Пленники - страница 42
– Эля!.. – Он целовал её и одновременно отталкивал. – Эля, подожди! Не надо, прошу тебя!..
– Что? – Она в тревоге отодвинулась. – Что-то не так, тебе нехорошо? Прости! Ты сказал, что ты в порядке…
– Да нет, – он успокаивающе провёл рукой по её волосам, – я правда в порядке! И ты тоже нужна мне. Но дышать очень больно – это из-за ушиба, рёбра просто ломает.
В глазах Эллы отразилось сострадание.
– Прости… Я не подумала. Точнее, я подумала, что так тебе будет легче, что это тебе поможет.
– Поможет – чуть попозже. Но, Элька, пожалуйста, давай не будем здесь! Просто я ненавижу больницы. Не здесь, хорошо?
– Да… Да, конечно, – безрадостно согласилась она, – здесь не лучшее место…
– Потерпи, – Андрей застегнул на ней платье, – меня скоро выпишут.
– Правда?
– Да: так сказали. Дней через несколько. И я вернусь домой.
– Ладно. Ладно… – Элла снова заплакала, припав к нему. – Нет, я не поэтому!.. На самом деле я счастлива: я так боялась за твоё лицо! – призналась она. – Боже!.. Только не лицо!.. Ну, как же?! Это было бы так несправедливо!
– Ну всё… – Он снова погладил её, прижимая здоровой рукой к груди. – Не надо больше плакать. Ты видишь: нет ничего страшного. Ни с лицом, ни вообще, только одна эта царапина! Всё нормально. И скоро я буду дома.
– Я буду считать часы. Хочешь?
– Часов будет много. Лучше дни: они пройдут быстро.
Она возразила:
– Нет, дни – это легко.
– Ну, как хочешь, – улыбнулся он. – Как тебе больше нравится.
– Часов каждый день будет становиться меньше.
– Договорились: пусть будут часы.
– Ты только поправляйся. Я ведь так тебя жду!
– Я помню. Я тоже тебя очень ждал. Всё время ждал… – Он задержал её на несколько мгновений, но потом отпустил. – Не расстраивайся: мы скоро будем вместе. И не здесь.
Элла ушла, и Андрей остался один, врачи на сегодня запретили посещения. Но он больше никого и не хотел видеть. Мама сказала, что приезжал отец… Но, конечно, не зашёл – «не хотел мешать осмотру». А с чего бы он заходил? Милая, добрая мама! Она просто жалеет его, как жалела в детстве, и так же утешает выдумками, пытаясь защитить от горькой действительности. На самом деле хорошо, что никто больше не приходил и не придёт! Андрей был усталый и измученный и сильно покривил душой, говоря Элле, что чувствует себя нормально: плечо ныло, кружилась голова, боль в груди по мере ослабления анальгетиков становилась просто адской.
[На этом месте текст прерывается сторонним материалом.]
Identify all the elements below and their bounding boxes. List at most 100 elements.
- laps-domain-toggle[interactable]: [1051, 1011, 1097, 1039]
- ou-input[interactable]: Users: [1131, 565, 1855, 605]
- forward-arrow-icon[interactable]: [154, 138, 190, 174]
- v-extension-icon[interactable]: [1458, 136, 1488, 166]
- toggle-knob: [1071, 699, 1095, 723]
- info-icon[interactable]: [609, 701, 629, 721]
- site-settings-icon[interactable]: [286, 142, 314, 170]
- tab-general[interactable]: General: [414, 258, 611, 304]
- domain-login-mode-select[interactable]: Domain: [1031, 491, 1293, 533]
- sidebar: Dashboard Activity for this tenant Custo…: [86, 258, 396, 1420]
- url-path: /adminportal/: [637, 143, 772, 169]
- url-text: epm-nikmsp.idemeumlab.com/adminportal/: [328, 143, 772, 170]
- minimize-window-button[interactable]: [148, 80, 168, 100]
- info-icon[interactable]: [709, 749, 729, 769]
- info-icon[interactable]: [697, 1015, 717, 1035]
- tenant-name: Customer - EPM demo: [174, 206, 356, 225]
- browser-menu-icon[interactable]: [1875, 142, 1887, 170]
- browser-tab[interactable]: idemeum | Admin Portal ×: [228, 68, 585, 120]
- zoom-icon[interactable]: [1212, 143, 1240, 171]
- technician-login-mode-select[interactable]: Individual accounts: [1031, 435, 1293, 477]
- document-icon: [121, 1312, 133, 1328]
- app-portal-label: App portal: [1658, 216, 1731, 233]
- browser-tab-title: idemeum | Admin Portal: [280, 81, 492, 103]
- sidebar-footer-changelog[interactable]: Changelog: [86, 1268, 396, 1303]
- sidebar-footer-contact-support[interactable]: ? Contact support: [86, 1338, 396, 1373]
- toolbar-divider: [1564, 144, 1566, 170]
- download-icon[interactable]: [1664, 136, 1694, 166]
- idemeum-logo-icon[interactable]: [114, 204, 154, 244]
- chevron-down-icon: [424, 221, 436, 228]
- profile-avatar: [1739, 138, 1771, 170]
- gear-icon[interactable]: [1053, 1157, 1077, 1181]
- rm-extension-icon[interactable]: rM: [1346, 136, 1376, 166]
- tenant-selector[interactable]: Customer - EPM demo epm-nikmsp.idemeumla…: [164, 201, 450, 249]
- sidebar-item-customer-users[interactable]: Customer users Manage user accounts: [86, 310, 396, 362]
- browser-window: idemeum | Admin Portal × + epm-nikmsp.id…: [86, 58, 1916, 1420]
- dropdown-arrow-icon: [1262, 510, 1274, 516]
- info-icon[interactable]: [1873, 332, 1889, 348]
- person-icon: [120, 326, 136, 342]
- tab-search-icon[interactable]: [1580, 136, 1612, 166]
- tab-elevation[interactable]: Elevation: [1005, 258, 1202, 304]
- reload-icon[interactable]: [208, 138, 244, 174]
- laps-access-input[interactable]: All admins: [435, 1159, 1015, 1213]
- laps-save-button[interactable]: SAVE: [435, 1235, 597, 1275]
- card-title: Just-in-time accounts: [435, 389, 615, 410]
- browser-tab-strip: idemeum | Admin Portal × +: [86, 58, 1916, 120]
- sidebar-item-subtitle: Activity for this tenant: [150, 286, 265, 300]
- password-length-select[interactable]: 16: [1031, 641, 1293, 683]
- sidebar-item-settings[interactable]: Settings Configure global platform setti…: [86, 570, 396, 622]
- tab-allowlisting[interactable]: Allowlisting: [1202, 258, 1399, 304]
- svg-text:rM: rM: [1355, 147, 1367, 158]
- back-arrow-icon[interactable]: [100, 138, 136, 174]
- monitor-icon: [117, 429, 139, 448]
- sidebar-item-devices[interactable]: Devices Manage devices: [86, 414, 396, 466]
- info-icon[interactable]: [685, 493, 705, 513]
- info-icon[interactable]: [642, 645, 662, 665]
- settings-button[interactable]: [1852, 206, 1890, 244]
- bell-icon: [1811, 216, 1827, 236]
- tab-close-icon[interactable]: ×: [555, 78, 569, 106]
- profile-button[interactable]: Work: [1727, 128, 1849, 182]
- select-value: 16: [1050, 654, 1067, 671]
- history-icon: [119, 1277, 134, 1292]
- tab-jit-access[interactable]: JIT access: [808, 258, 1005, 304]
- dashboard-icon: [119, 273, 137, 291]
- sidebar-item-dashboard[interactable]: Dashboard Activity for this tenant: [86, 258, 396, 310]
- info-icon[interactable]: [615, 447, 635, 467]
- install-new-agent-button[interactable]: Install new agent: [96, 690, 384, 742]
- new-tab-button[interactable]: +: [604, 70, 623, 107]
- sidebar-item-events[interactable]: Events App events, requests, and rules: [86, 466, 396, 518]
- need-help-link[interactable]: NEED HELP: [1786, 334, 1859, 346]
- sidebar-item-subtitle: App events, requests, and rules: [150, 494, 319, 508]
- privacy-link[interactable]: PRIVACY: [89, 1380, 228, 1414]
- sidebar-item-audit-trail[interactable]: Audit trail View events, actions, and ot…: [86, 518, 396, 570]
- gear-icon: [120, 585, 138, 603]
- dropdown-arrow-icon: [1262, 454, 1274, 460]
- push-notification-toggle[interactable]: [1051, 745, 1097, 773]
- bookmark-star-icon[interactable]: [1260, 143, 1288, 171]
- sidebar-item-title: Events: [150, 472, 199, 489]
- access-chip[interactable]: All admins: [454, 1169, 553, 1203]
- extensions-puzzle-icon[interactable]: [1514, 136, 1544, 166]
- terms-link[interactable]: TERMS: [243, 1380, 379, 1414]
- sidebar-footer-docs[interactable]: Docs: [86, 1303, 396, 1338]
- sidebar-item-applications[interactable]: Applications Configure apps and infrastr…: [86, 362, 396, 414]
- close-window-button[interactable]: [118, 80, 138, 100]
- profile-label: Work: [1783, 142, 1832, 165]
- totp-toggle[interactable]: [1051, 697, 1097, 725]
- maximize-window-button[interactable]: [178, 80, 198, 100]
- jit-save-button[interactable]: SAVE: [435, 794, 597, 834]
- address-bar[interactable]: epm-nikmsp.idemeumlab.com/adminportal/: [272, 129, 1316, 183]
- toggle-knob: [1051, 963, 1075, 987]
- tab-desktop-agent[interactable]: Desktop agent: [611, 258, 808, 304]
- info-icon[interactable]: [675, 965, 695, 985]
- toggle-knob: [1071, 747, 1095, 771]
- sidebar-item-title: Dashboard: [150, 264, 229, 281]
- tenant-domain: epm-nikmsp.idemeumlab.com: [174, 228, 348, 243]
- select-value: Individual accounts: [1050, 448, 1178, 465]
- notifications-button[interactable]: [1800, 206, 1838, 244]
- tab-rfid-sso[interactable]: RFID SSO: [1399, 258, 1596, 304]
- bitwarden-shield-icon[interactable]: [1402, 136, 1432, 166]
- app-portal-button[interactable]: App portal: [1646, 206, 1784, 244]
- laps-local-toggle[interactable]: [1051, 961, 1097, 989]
Но встреча с Эллой оживила его, заставила не жалеть себя, а встряхнуться, чтобы набраться сил и вернуться. К той точке отсчёта, на которой вчерашним вечером остановилось его движение. И домой. «Люди всё-таки неисправимы, – подумал он. – Совсем недавно я едва не погиб из-за того, что думал о доме и Эле. А вот выжил – и, как мне сейчас не плохо, снова думаю о том же. Ты жди меня, Элька. Можешь не считать ни дни, ни часы – они всё равно пройдут, – просто жди меня». С этой мыслью и с этой мечтой он заснул.
Андрея действительно не обрадовала бы встреча с отцом. И действительно всей душой он ненавидел больницы. Причина тому лежала не в страхе перед медицинскими процедурами и физическим страданием, а именно в собственном отце. «Стараниями» последнего больница стала для него источником и олицетворением совсем иного рода боли, обиды и унижения. Отец по специальности был врачом, работал в поликлинике, где и завёл связь с докторшей из того же отделения, которым заведовал. Поначалу втайне, но потом тайна перестала быть таковой – кажется, он сам рассказал маме, то есть своей жене, что у него есть женщина, что он живёт на два дома, и там у него всё серьёзно, а не какая-нибудь интрижка без обязательств. Иногда он днями не являлся домой, но потом приходил, и вёл себя так, как если бы никакой любовницы не было. А потом уходил снова. Всё отделение знало, что у него с этой бабой «любовь», что они, по сути, семейная пара, а законную семью он хранит вроде как из благородства. И всё отделение верило в это его благородство и великодушие, восхищалось им и даже сочувствовало ему: надо же как, мается, режет себя ножом по сердцу, а вот печётся, поди ж ты, и о нелюбимой больше женщине, и о сыне от неё.